Bureau of Justice Statistics released last week contradict the notion that crime is spiking everywhere in America.

SO WHAT

It’s getting harder for criminal justice reform advocates to say their policies have nothing to do with the crime spike.

THE NUMBERS

The new BJS data, based on the National Crime Victimization Survey, revealed that the number of violent crimes per capita jumped by over a quarter in urban areas in 2021, while declining slightly in suburban areas and significantly in rural areas.

The statistics are based on NCVS annual interviews with around a quarter million people from a nationally representative sample about their experiences with criminal victimization over the previous year.

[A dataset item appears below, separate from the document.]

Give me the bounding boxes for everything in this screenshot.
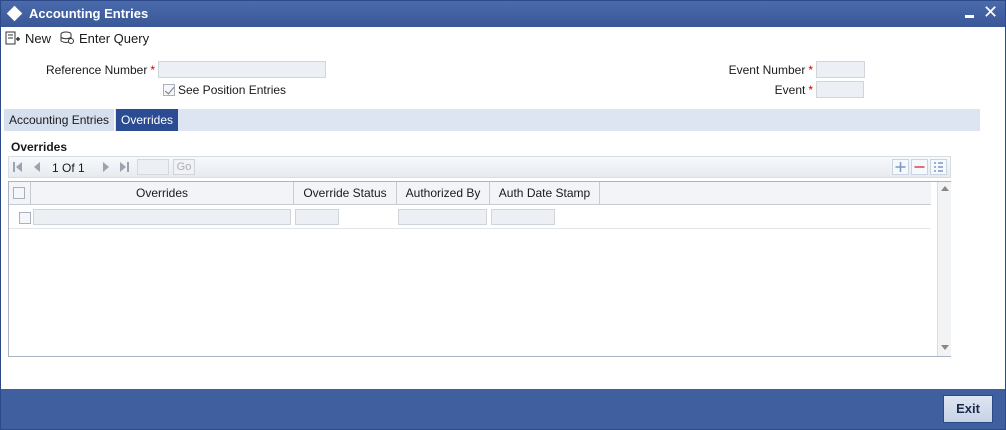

  • Cities historically have higher crime rates than suburban and rural areas due to greater population density, but the surge in urban crime in the 2021 data marks a departure from previous years, when crime rates in all three categories remained relatively flat.
  • From 2018-2020 urban crime rates ranged from 29%-42% higher than suburban and rural areas, but then spiked 121% higher in 2021.
  • A separate national report from the FBI, based on reports from 63% of law enforcement agencies, found that total violent crimes across the U.S. fell 1% in 2021, suggesting the decrease in rural and suburban areas may have outweighed the increase in cities.

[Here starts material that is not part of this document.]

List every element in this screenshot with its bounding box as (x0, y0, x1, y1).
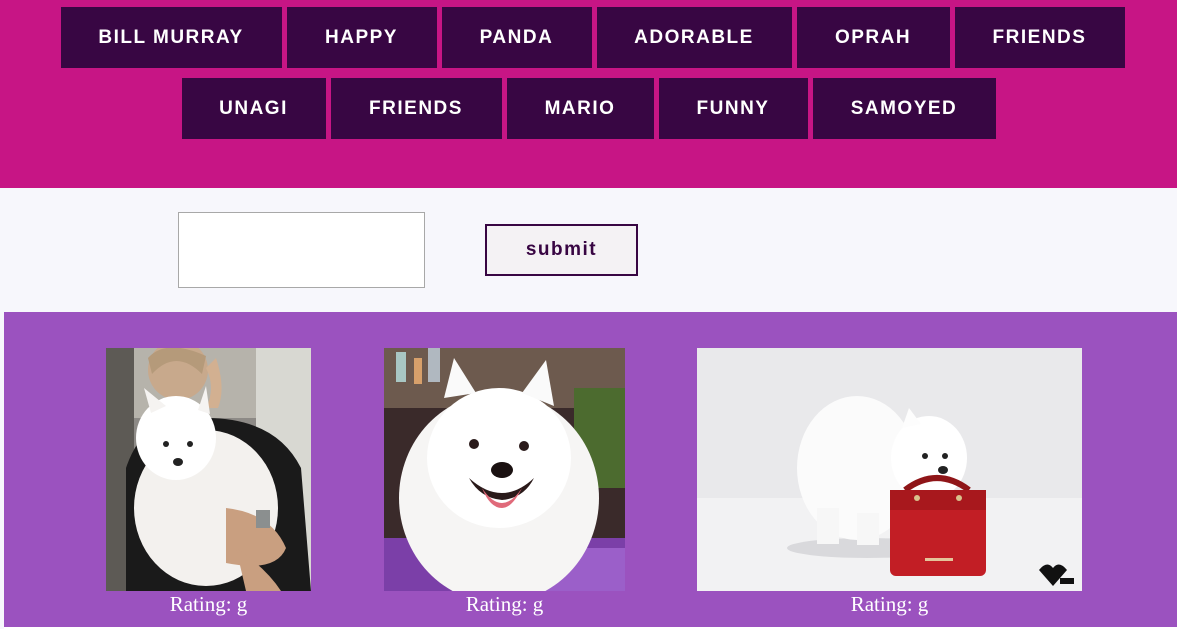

FOR BETTER OR WORSE, CITIES ARE SYNONYMOUS WITH DEMOCRATS

Many conservative commentators have blamed the increase in crime from 2020-2022 on progressive criminal justice reforms implemented by state and local legislatures.

Some studies have concluded that eliminating cash bail for many felonies increased crime, including violent crime, in Democratic strongholds like New York State as well as San Francisco and Chicago.

WHAT THEY’RE SAYING

Liberals have rejected the notion that progressive criminal justice reform policies are to blame for the spike in crime, claiming the phenomenon is occurring nationwide, not just in big Democratic cities.

Focusing solely on murders, the Brennan Center argued that in 2020 homicides increased in urban, suburban, and rural areas, with Democratic and Republican-governed cities equally affected.

  • In an August Wall Street Journal op-ed billionaire philanthropist George Soros vowed to continue supporting progressive prosecutors, referring to one unpublished study of 35 jurisdictions, “show[ing] no connection between the election of reform-minded prosecutors and local crime rates.”

OK, BUT

The BJS data showing a violent crime spike in big cities in 2021 appears to undermine a key pillar of the liberal argument, as urban areas’ fortunes diverged from rural areas and suburbs, not long after many cities implemented sweeping progressive reforms.

  • “The rise in crime in urban areas hasn’t resulted from random chance,” according to Jeffrey H. Anderson, director of the BJS from 2017-2021.
  • “It’s a product of the powers that be in major cities having willfully ignored the lessons across the decades that Broken Windows policing works, and that indulging general disorder leads not only to squalor but also to rising violent crime,” Anderson wrote in an analysis published Tuesday by City Journal.